17. Há, diz-se, os anjos guardiães; mas, quando esses anjos guardiães não
se podem fazer ouvir pela voz misteriosa da consciência ou da
inspiração, por que não empregariam eles meios de ação mais diretos e
mais materiais, de natureza a impressionar os sentidos, já que os meios
existem? Deus põe portanto esses meios, que são sua obra, visto que tudo
vem dele e que nada ocorre sem sua permissão, à disposição unicamente
dos maus Espíritos, ao passo que recusa aos bons servirem-se deles? De
onde é preciso concluir que Deus dá aos demônios mais facilidades para
perder os homens do que dá aos anjos guardiães para salvá-los.
Pois
bem! o que os anjos guardiães não podem fazer, segundo a Igreja, os
demônios fazem por eles; com a ajuda dessas mesmas comunicações ditas
infernais, eles trazem de volta a Deus aqueles que o renegavam, e ao bem
aqueles que estavam mergulhados no mal; eles nos dão o estranho
espetáculo de milhões de homens que creem em Deus pelo poder do diabo,
enquanto a Igreja fora incapaz de convertê-los.
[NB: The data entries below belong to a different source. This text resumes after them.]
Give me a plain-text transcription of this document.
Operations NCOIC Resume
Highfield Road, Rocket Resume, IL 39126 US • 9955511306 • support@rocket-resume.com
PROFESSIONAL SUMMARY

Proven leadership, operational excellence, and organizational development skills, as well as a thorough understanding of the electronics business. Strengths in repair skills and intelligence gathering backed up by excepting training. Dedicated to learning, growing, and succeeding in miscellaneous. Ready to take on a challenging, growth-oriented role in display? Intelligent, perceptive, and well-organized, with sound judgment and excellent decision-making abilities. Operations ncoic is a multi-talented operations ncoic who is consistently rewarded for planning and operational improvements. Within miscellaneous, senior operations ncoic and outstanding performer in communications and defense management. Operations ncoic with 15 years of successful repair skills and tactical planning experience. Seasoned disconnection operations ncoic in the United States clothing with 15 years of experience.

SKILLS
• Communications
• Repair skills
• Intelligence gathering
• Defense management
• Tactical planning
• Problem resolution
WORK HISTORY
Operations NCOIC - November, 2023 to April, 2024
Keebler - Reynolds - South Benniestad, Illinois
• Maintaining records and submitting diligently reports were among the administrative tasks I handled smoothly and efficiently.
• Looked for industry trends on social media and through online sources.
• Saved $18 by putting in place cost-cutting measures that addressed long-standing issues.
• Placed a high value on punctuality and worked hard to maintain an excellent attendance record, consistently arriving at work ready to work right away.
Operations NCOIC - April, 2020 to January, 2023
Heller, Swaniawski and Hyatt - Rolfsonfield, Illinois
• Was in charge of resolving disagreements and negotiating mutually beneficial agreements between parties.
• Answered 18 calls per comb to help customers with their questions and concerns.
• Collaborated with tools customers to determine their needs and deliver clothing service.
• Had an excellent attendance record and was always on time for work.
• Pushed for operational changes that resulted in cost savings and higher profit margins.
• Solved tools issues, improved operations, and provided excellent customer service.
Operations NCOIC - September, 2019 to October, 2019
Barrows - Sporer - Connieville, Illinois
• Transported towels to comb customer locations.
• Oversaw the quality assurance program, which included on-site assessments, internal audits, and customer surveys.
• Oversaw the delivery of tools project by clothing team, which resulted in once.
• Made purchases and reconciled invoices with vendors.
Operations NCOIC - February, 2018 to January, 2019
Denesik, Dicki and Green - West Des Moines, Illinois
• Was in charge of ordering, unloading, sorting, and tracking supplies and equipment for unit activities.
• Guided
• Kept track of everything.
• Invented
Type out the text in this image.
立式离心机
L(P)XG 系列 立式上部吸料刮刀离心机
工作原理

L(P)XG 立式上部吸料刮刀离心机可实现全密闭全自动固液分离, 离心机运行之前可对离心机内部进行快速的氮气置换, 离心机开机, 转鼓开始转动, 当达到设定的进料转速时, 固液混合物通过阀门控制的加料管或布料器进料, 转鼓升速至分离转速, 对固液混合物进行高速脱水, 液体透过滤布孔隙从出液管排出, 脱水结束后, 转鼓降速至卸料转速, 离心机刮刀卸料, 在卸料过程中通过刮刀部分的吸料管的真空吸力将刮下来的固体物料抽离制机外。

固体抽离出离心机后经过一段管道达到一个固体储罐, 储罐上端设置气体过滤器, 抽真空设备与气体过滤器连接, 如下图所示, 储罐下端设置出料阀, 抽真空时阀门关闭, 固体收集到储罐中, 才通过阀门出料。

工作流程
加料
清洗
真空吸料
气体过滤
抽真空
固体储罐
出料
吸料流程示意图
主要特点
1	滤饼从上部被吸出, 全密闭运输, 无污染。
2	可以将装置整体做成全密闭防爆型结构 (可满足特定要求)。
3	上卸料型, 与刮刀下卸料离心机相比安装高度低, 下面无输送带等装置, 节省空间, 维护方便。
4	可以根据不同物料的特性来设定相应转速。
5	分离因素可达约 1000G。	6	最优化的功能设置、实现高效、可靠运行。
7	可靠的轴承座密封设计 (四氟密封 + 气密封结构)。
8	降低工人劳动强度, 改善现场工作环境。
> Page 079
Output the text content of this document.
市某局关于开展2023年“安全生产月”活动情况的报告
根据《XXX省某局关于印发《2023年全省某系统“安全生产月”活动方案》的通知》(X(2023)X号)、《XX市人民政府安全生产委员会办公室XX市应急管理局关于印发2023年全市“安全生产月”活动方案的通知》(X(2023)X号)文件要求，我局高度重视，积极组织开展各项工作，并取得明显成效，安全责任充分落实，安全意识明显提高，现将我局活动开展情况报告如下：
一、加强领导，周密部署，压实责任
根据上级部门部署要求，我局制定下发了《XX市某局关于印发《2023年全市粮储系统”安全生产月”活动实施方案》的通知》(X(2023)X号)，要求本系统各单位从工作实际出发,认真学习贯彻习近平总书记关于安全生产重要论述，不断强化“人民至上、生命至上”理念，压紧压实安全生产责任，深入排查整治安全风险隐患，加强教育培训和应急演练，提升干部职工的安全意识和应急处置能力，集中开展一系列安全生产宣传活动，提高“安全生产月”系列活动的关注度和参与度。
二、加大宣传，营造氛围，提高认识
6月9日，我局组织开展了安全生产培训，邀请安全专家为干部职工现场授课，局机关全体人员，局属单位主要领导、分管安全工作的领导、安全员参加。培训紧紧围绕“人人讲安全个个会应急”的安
Quantos homens que nunca
rezavam, rezam hoje com fervor, graças às instruções desses mesmos
demônios! Quantos se veem que, de orgulhosos, egoístas e devassos, se
tornaram humildes, caridosos e menos sensuais! E diz-se que é obra dos
demônios! Se assim for, é preciso convir que o demônio lhes prestou
maior serviço e os assistiu melhor do que os anjos. É preciso ter uma
opinião bem pobre do julgamento dos homens neste século, para crer que
eles possam aceitar cegamente tais ideias. Uma religião que faz sua
pedra angular de semelhante doutrina, que se declara minada na base se
lhe tirarem seus demônios, seu inferno, suas penas eternas e seu Deus
sem compaixão, é uma religião que se suicida.